Reuters| AfD-Spitzen streiten über Aufstellung für Bundestagswahl


In der rechtspopulistischen AfD wird über die Aufstellung für die Bundestagswahl 2017 gestritten.

„Es ist nicht die Zeit, eine Spitzenkandidatur auszurufen“, sagte der stellvertretende Vorsitzende Alexander Gauland am Donnerstag der Nachrichtenagentur Reuters. Dagegen hat Parteichef Jörg Meuthen nach einem Vorabbericht der „Bild“-Zeitung AfD-Vorstandsmitglied Alice Weidel als Spitzenkandidatin vorgeschlagen. „Wir glauben nicht, dass heute oder morgen eine Spitzenkandidatur in der AfD notwendig oder das Ziel unseres Handels sein sollte“, sagte Gauland und ergänzte: „Wir können uns auch ein Spitzenteam vorstellen.“

Bislang galt Co-Parteichefin Frauke Petry als wahrscheinliche Spitzenkandidatin für die Bundestagswahl. Die AfD-Bundesvorstandsmitglieder Albrecht Glaser und Dirk Driesing haben sich bereits öffentlich für die 41-Jährige ausgesprochen. Parteiintern heißt es jedoch, Petry genieße in großen Teilen der Parteispitze keinen Rückhalt.

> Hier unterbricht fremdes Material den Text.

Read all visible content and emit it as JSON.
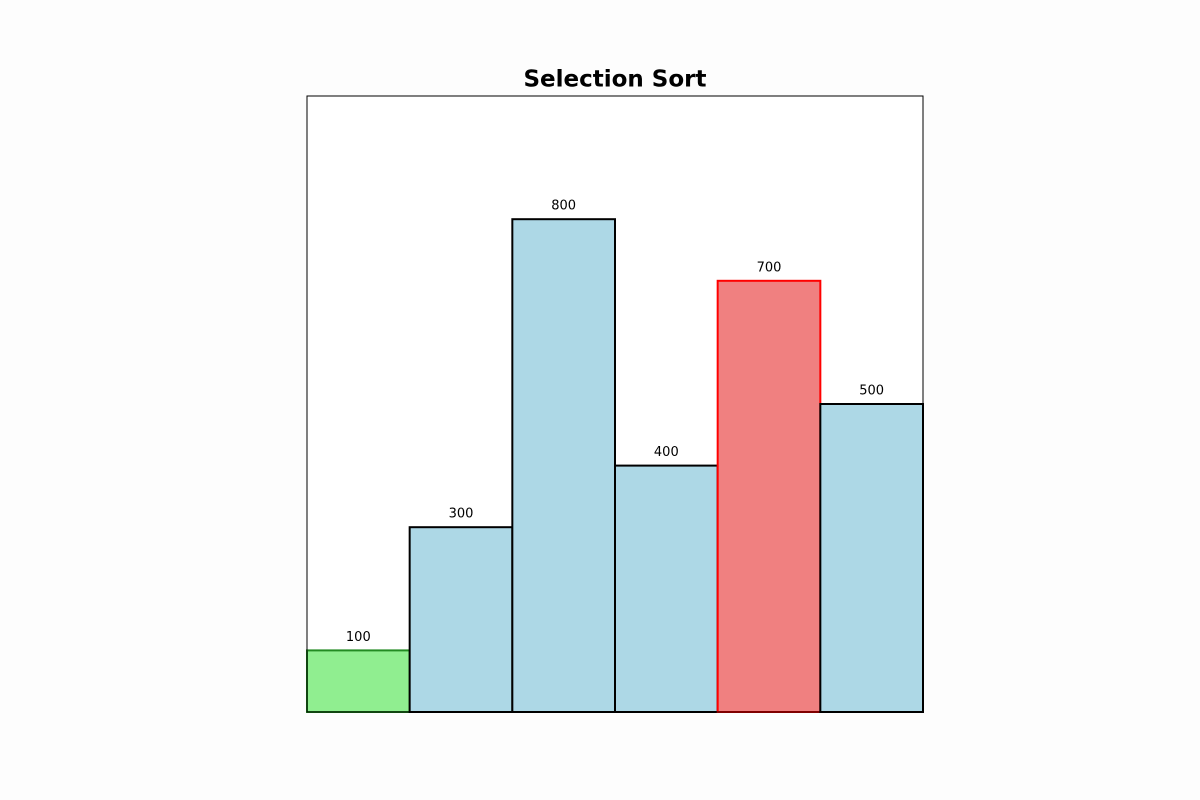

Der baden-württembergische Fraktionschef Meuthen hat bislang einen Wechsel in die Bundespolitik ausgeschlossen. Zudem muss er kommenden Dienstag selber eine Machtprobe bestehen. Auf sein Betreiben hin wird dann die AfD-Landtagsfraktion über den Ausschluss ihres Mitgliedes Wolfgang Gedeon wegen antisemitischer Äußerungen entscheiden. Meuthen hat persönliche Konsequenzen angedroht, sollte Gedeon Fraktionsmitglied bleiben.